I’m working on a VAE that can take in a flexible-dimension input, so I’ll like to store the pre-adaptive pooling dimensions in a variable. This is so that I can use the dimension in the decoder to help get back to the original size. I’m struggling to find a place to create this variable correctly. This is some of my code:

class Vanilla_3DVAE(nn.Module):
def __init__(self):
    super(Vanilla_3DVAE, self).__init__()
    # TODO: Parametrize the grid dimensions and channel values
    self.nn_1 = nn.Sequential(
        < layers >
        nn.AdaptiveAvgPool3d( 1 ),  # 4 -> 1x1x1
        nn.BatchNorm3d(32))
    self.nn_2 = nn.Sequential(
                              nn.Linear(32, 16),    #  32x1x1x1
                              nn.ReLU()
                            )
    self.mu_fc = nn.Linear(16,16)
    self.logvar_fc = nn.Linear(16,16)
    
    self.decoder_nn = nn.Sequential(
                                      nn.ConvTranspose3d(16,8,4,2,0),
                                      nn.BatchNorm3d(8),
                                      nn.ConvTranspose3d(8,16,4,2,0),
                                      nn.BatchNorm3d(16),
                                      nn.ConvTranspose3d(16,8,4,2,1)
                                      )

Following the suggestion of someone who helped, I separated the adaptive pooling layer from self.nn_1, and stored the pre-pooling shape in a variable called dim in the encode() function which forward() calls upon. My new forward() code is:

def forward(self, x):
    mu,logvar, dim = self.encode(x)
    z = self.reparametrize(mu, logvar)
    decoded = self.decode(z)
    return (decoded, z, mu, logvar)

My new issue is - how can I use dim in self.decoder_nn? The __init__ cannot change - I can only take in self as the parameter. I assume that this will cause issues in using dim in self.decoder_nn.

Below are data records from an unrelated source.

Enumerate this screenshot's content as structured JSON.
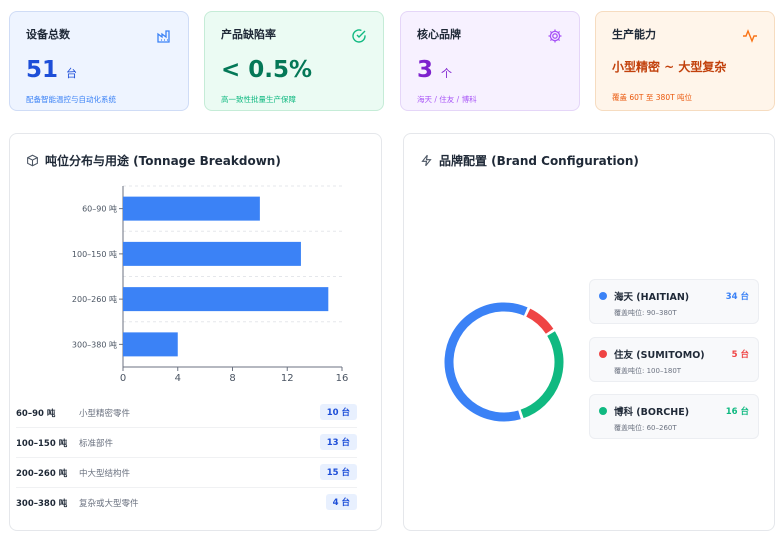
{
  "stats": {
    "devices": {
      "title": "设备总数",
      "value": "51",
      "unit": "台",
      "sub": "配备智能温控与自动化系统",
      "icon": "factory-icon"
    },
    "defect": {
      "title": "产品缺陷率",
      "value": "< 0.5%",
      "sub": "高一致性批量生产保障",
      "icon": "check-circle-icon"
    },
    "brands": {
      "title": "核心品牌",
      "value": "3",
      "unit": "个",
      "sub": "海天 / 住友 / 博科",
      "icon": "gear-icon"
    },
    "capacity": {
      "title": "生产能力",
      "value": "小型精密 ~ 大型复杂",
      "sub": "覆盖 60T 至 380T 吨位",
      "icon": "activity-icon"
    }
  },
  "tonnage": {
    "title": "吨位分布与用途 (Tonnage Breakdown)",
    "icon": "cube-icon",
    "rows": [
      {
        "range": "60–90 吨",
        "usage": "小型精密零件",
        "count": "10 台"
      },
      {
        "range": "100–150 吨",
        "usage": "标准部件",
        "count": "13 台"
      },
      {
        "range": "200–260 吨",
        "usage": "中大型结构件",
        "count": "15 台"
      },
      {
        "range": "300–380 吨",
        "usage": "复杂或大型零件",
        "count": "4 台"
      }
    ]
  },
  "chart_data": {
    "type": "bar",
    "orientation": "horizontal",
    "categories": [
      "60–90 吨",
      "100–150 吨",
      "200–260 吨",
      "300–380 吨"
    ],
    "values": [
      10,
      13,
      15,
      4
    ],
    "xlim": [
      0,
      16
    ],
    "xticks": [
      "0",
      "4",
      "8",
      "12",
      "16"
    ],
    "grid": true,
    "bar_color": "#3b82f6"
  },
  "brand_config": {
    "title": "品牌配置 (Brand Configuration)",
    "icon": "lightning-icon",
    "donut": {
      "type": "pie",
      "variant": "donut",
      "labels": [
        "海天 (HAITIAN)",
        "住友 (SUMITOMO)",
        "博科 (BORCHE)"
      ],
      "values": [
        34,
        5,
        16
      ],
      "colors": [
        "#3b82f6",
        "#ef4444",
        "#10b981"
      ]
    },
    "items": [
      {
        "name": "海天 (HAITIAN)",
        "count": "34 台",
        "range": "覆盖吨位: 90–380T",
        "color": "#3b82f6"
      },
      {
        "name": "住友 (SUMITOMO)",
        "count": "5 台",
        "range": "覆盖吨位: 100–180T",
        "color": "#ef4444"
      },
      {
        "name": "博科 (BORCHE)",
        "count": "16 台",
        "range": "覆盖吨位: 60–260T",
        "color": "#10b981"
      }
    ]
  }
}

Something else that I’ve thought of doing was

self.nn_1 = nn.Sequential( ... )
self.pre-pool_shape = x.shape
self.nn_adpative_pool = nn.Sequential(...)
self.nn_2 = nn.Sequential(....)

self.mu & logvar_fc layers

self.decoder_nn = nn.Sequential( ... <using variable pre-pool_shape> ...)

This had issues because no variable x exists in the model. If using this method, how do I declare self.pre-pool_shape?

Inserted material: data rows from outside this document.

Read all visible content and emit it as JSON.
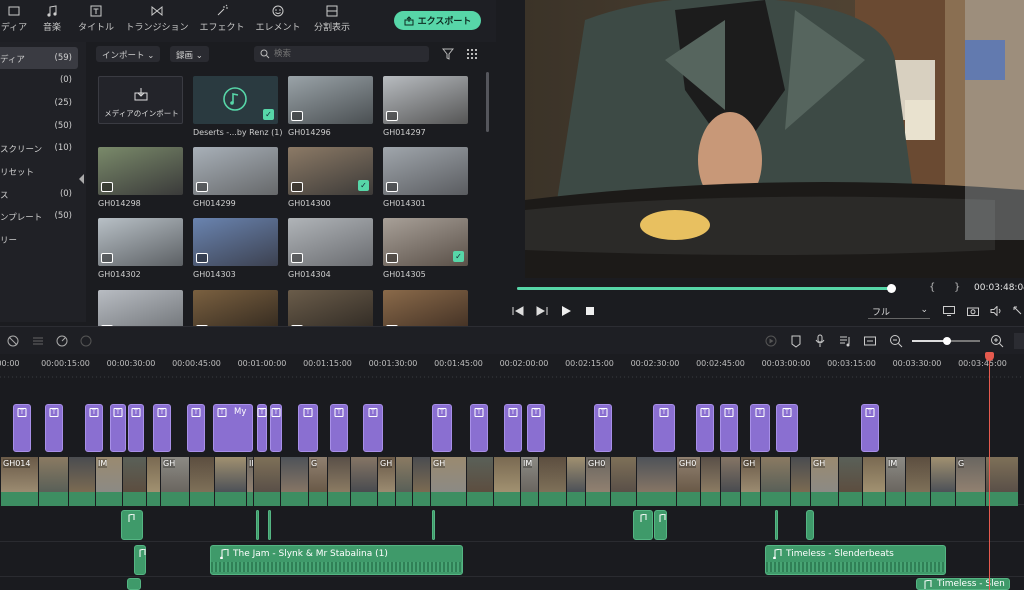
{
  "toolbar": {
    "tabs": [
      {
        "label": "ディア",
        "icon": "media-icon"
      },
      {
        "label": "音楽",
        "icon": "music-icon"
      },
      {
        "label": "タイトル",
        "icon": "title-icon"
      },
      {
        "label": "トランジション",
        "icon": "transition-icon"
      },
      {
        "label": "エフェクト",
        "icon": "effect-icon"
      },
      {
        "label": "エレメント",
        "icon": "element-icon"
      },
      {
        "label": "分割表示",
        "icon": "split-icon"
      }
    ],
    "export_label": "エクスポート"
  },
  "sidebar": {
    "items": [
      {
        "label": "ディア",
        "count": "(59)",
        "active": true
      },
      {
        "label": "",
        "count": "(0)"
      },
      {
        "label": "",
        "count": "(25)"
      },
      {
        "label": "",
        "count": "(50)"
      },
      {
        "label": "スクリーン",
        "count": "(10)"
      },
      {
        "label": "リセット",
        "count": ""
      },
      {
        "label": "ス",
        "count": "(0)"
      },
      {
        "label": "ンプレート",
        "count": "(50)"
      },
      {
        "label": "リー",
        "count": ""
      }
    ]
  },
  "media": {
    "import_dropdown": "インポート",
    "record_dropdown": "録画",
    "search_placeholder": "検索",
    "import_tile_label": "メディアのインポート",
    "tiles": [
      {
        "name": "Deserts -...by Renz (1)",
        "kind": "audio",
        "checked": true
      },
      {
        "name": "GH014296",
        "kind": "video",
        "colors": [
          "#9aa3a8",
          "#4a4f52"
        ]
      },
      {
        "name": "GH014297",
        "kind": "video",
        "colors": [
          "#b8bcc0",
          "#555"
        ]
      },
      {
        "name": "GH014298",
        "kind": "video",
        "colors": [
          "#7a8a6a",
          "#3a3a3a"
        ]
      },
      {
        "name": "GH014299",
        "kind": "video",
        "colors": [
          "#a8b0b8",
          "#66686a"
        ]
      },
      {
        "name": "GH014300",
        "kind": "video",
        "colors": [
          "#8c7a66",
          "#3c3a38"
        ],
        "checked": true
      },
      {
        "name": "GH014301",
        "kind": "video",
        "colors": [
          "#a0a6ac",
          "#5a5c60"
        ]
      },
      {
        "name": "GH014302",
        "kind": "video",
        "colors": [
          "#b8c0c6",
          "#5c6064"
        ]
      },
      {
        "name": "GH014303",
        "kind": "video",
        "colors": [
          "#6a84b0",
          "#3c4150"
        ]
      },
      {
        "name": "GH014304",
        "kind": "video",
        "colors": [
          "#b0b4b8",
          "#6a6c70"
        ]
      },
      {
        "name": "GH014305",
        "kind": "video",
        "colors": [
          "#a8a098",
          "#5a5048"
        ],
        "checked": true
      },
      {
        "name": "",
        "kind": "video",
        "colors": [
          "#b8bcc2",
          "#6a6e72"
        ]
      },
      {
        "name": "",
        "kind": "video",
        "colors": [
          "#7a6040",
          "#2c241c"
        ]
      },
      {
        "name": "",
        "kind": "video",
        "colors": [
          "#6a5c4a",
          "#2a2520"
        ]
      },
      {
        "name": "",
        "kind": "video",
        "colors": [
          "#8a6a4a",
          "#3a2a20"
        ]
      }
    ]
  },
  "player": {
    "progress": 0.99,
    "timecode": "00:03:48:04",
    "zoom": "フル",
    "brace_open": "{",
    "brace_close": "}"
  },
  "timeline": {
    "ruler": [
      "00:00",
      "00:00:15:00",
      "00:00:30:00",
      "00:00:45:00",
      "00:01:00:00",
      "00:01:15:00",
      "00:01:30:00",
      "00:01:45:00",
      "00:02:00:00",
      "00:02:15:00",
      "00:02:30:00",
      "00:02:45:00",
      "00:03:00:00",
      "00:03:15:00",
      "00:03:30:00",
      "00:03:45:00"
    ],
    "title_clip_text": "My",
    "video_labels": [
      "GH014",
      "IM",
      "GH",
      "IMG",
      "G",
      "GH",
      "GH",
      "IM",
      "GH0",
      "GH0",
      "GH",
      "GH",
      "IM",
      "G",
      "GH"
    ],
    "audio_tracks": [
      {
        "label": "The Jam - Slynk & Mr Stabalina (1)"
      },
      {
        "label": "Timeless - Slenderbeats"
      },
      {
        "label": "Timeless - Slen"
      }
    ]
  }
}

Thank you so much :slight_smile:

I would suggest creating a method which takes as input the desired shape and returns a Sequential layer.
You can call this in forward.

I don’t have too much experience with NNs so I apologize if I’m asking simple questions :frowning:. Suppose that forward() returns a Sequential layer. How can I use that with the self.decoder_nn so that the decoder can actually use the dimension?

I wasn’t sure if tagging you, @ptrblck, is okay (let me know), but do you have an idea on how to approach the issue in the post? Thank you.

I wouldn’t recommend to recreate new modules in the forward, as they would be reinitialized in each forward pass and thus not trained.
I’m not sure what the actual use case is and where these shapes would be used. Are you trying to pass them to the transposed conv layers?

Thanks for replying :). Yes I’d like to somehow pass the dimension back into self.decoder_nn = nn.Sequential( ... ) and use the dimension to help get to the original size. The code that I had to get the dimension in in encode():

class Vanilla_3DVAE(nn.Module):
    def __init__(self):
        super(Vanilla_3DVAE, self).__init__()
        self.nn_1 = nn.Sequential( ... ) # same as before except missing last 2 layers, moved below
        self.nn_adaptivePool = nn.Sequential(
            nn.AdaptiveAvgPool3d( 1 ),  # 4 -> 1x1x1
            nn.BatchNorm3d(32))
        self.nn_2 = nn.Sequential( ... ) # same as before
        self.mu_fc = nn.Linear(16,16)
        self.logvar_fc = nn.Linear(16,16)
        
        self.decoder_nn = nn.Sequential( ... ) # same as before but would like to pass the dimension here

    def encode(self, x):
        encoded = self.nn_1(x)
        prePoolShape = list( encoded.size())
        prePoolDim = prePoolShape[ 2 ] # <<<<< dimension <<<<<<<<<
        # print( prePoolDim ) 
        encoded1= self.nn_adaptivePool( encoded )
        encoded_flat = self.flatten(encoded1 )
        encoded_flat = self.nn_2(encoded_flat)
        mu = self.mu_fc(encoded_flat)
        logvar = self.logvar_fc(encoded_flat)
        return mu, logvar

    def decode(self, z ):
        z_4d = self.restore_dim(z)
        return self.decoder_nn(z_4d )

    def forward(self, x):
        mu,logvar = self.encode(x)
        z = self.reparametrize(mu, logvar)
        decoded = self.decode(z)
        return (decoded, z, mu, logvar)

I’m still unsure how prePoolDim would be used, but I would probably write custom modules to get the needed flexibility. If you want to reuse the sequential pattern, you could derive a custom nn.Sequential module and allow multiple input arguments, which would then be passed to the submodules.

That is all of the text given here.